South Yorkshire Police closed Penistone police station as a cost saving measure when austerity cuts began to take hold, with officers and then PCSOs moved out to centralised units closer to the centre of Barnsley.
Since then, police staff have again begun to use the building as a base, but it has remained closed to the public.
It had been suggested to Chief Constable Stephen Watson that volunteers could be used to provide public access for at least part of the week and that idea had remained under investigation for some time.
However, it has now been confirmed that insurance and other complications mean it is not viable to put public volunteers to work at that venue.
Coun Dave Griffin had been among those pursuing the idea and he said it may still be possible to create a similar arrangement, using an alternative public building in the town.
But while those plans remain under discussion, residents have been told of plans for police to get out into the villages which surround Penistone with ‘pop up’ stations, to make police available to those who would otherwise be unlikely to have direct contact.

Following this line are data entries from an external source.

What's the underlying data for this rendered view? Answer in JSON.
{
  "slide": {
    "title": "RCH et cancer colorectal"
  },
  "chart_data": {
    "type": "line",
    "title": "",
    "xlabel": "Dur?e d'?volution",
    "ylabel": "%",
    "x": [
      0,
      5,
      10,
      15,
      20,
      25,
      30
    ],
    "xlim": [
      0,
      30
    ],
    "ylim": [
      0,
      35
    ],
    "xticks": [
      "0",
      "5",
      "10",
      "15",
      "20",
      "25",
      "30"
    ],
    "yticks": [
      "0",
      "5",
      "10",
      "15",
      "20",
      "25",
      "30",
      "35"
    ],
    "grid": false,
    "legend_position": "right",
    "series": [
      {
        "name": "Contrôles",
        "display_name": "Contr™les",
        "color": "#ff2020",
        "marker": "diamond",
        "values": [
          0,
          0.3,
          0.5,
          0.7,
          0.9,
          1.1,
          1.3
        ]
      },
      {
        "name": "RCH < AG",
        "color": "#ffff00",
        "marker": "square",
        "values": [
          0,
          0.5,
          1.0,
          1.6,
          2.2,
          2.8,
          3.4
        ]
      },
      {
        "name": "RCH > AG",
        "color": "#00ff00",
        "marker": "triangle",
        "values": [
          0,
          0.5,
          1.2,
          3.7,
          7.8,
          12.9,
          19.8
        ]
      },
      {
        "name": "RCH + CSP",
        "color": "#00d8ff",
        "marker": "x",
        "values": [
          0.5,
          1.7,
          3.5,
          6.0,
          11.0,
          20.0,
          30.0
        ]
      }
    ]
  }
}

The idea has drawn criticism, however, after being announced at a public community safety meeting.
Some of those attending questioned the sense of operating the Penistone station, which costs £14,000 a year to maintain, while sending officers out to fulfil a similar function in surrounding villages.
Neighbourhoods police Insp Andrew Norton responded to that, saying: “I think pop up police stations, going out into the community, are a good idea.
“To be blunt, there are certain sections which will criticise whatever we do.
“I think there has to be a move away from continual criticism of police. We want to move forwards. We are asking where you want us and when you want us. Cops want to work with you.
“There are no plans to re-open the police station as a response base or inquiry desk.
“What we are doing is pushing out into the community. If there is cynicism out there, that is for us to address.”
The public meeting was attended by South Yorkshire’s Police and Crime Commissioner, Dr Alan Billings, who confirmed it was “very unlikely” that Penistone police station would re-open to the public.
“When I came in as Police and Crime Commissioner, they had a list of stations they were probably going to close,” he said, “Penistone was one of them.”
“I remember going to a meeting where people were saying very strongly they recognised the force was stretched and keeping the police station open cost a lot of money, but could we at least keep the building and have officers coming and going.
“That is what happened. I think that is the right thing to do.
“We had a look last year at whether we could use volunteers. It hit all sorts of problems. We are looking at an alternative. Coun Griffin has suggested it, maybe other places where police officers and volunteers can be present. We will have to look at that.
“To use volunteers in that way would be really good,” he said.